星を追う子ども

星を追う子ども




新海誠







 これは少女が走る映画だ。

 とにかく走る、走る。







これは人がモノを食う映画だ。

 アニメでこれほど食べる音の描写が生々しいのって初めて見た。




 

 そして、これは、自分がどれだけ擦れてしまったかをつきつけられる映画だ。

 見た人の世代によってかなり感じ方がちがうんじゃないかな。

 




そこに描かれた成長物語や、命への愛情は永遠の命を持つものだから、新しさがあるかと言えばそれはない。

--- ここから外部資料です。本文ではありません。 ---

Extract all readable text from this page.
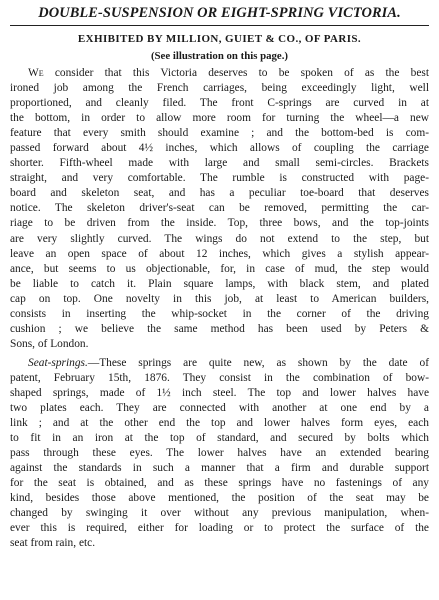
DOUBLE-SUSPENSION OR EIGHT-SPRING VICTORIA.
EXHIBITED BY MILLION, GUIET & CO., OF PARIS.
(See illustration on this page.)
We consider that this Victoria deserves to be spoken of as the best
ironed job among the French carriages, being exceedingly light, well
proportioned, and cleanly filed. The front C-springs are curved in at
the bottom, in order to allow more room for turning the wheel—a new
feature that every smith should examine ; and the bottom-bed is com-
passed forward about 4½ inches, which allows of coupling the carriage
shorter. Fifth-wheel made with large and small semi-circles. Brackets
straight, and very comfortable. The rumble is constructed with page-
board and skeleton seat, and has a peculiar toe-board that deserves
notice. The skeleton driver's-seat can be removed, permitting the car-
riage to be driven from the inside. Top, three bows, and the top-joints
are very slightly curved. The wings do not extend to the step, but
leave an open space of about 12 inches, which gives a stylish appear-
ance, but seems to us objectionable, for, in case of mud, the step would
be liable to catch it. Plain square lamps, with black stem, and plated
cap on top. One novelty in this job, at least to American builders,
consists in inserting the whip-socket in the corner of the driving
cushion ; we believe the same method has been used by Peters &
Sons, of London.
Seat-springs.—These springs are quite new, as shown by the date of
patent, February 15th, 1876. They consist in the combination of bow-
shaped springs, made of 1½ inch steel. The top and lower halves have
two plates each. They are connected with another at one end by a
link ; and at the other end the top and lower halves form eyes, each
to fit in an iron at the top of standard, and secured by bolts which
pass through these eyes. The lower halves have an extended bearing
against the standards in such a manner that a firm and durable support
for the seat is obtained, and as these springs have no fastenings of any
kind, besides those above mentioned, the position of the seat may be
changed by swinging it over without any previous manipulation, when-
ever this is required, either for loading or to protect the surface of the
seat from rain, etc.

けれど、丁寧に描かれているからしっかり伝わってはくる。もし自分に子どもがいたら一度は見せたいと思える映画でした。

 

 

 ただ、大人はどうだろう。

 押井風にいえば「結局スホーイの亡霊から誰も逃れられない」ということなのかもしれない。

 

 とにかく見たことあるような風景、見たことあるようなモンスター、見たことあるような、見たことあるような、見たことあるような…

 

 つまりこれはあれとあれとあれとあれから持ってきて再構成したものだよね?と言いたくなってしまうんですね。

 

 それがどれなのかは見てもらえるとすぐわかると思います。

 

 




 最近そういうことが多い。

 

 新作映画のCMを見ても、特にハリウッドのは、要はあれとこれをくっつけてそれ風にした様なもんかな、と思ってしまって、ワクワクしないことがあるんです。

 

 そう考えた後、自分の中の子どもの部分が乾いてしまったような気がして悲しくなる。

 いや、ぼくの場合、まだまだ子ども過多なので、その子どもが大人の皮をかぶった様な、どうしようもない小面憎い感じを自分に対して持つ。

 

 これは、なんともまずいと思う。どうにか子どもの部分に水をやらないと、化けの皮をはがさないと、つまらない中高年になりそう。

 

 こういう、感想を書くって作業も、もしかしたらその一環でやってるのかもしれない。

 作品を見て何かを感じるのは子どもの部分で、それを文章化するのは大人の部分だろうから。

 

 その点からいえば、この作品は子どもの部分の完敗で、大人な部分の感想ばかりになってしまいました。




 でもきっと、スホーイをまだ知らない子どもたちには新しい世紀のスホーイになりうる作品かもしれません。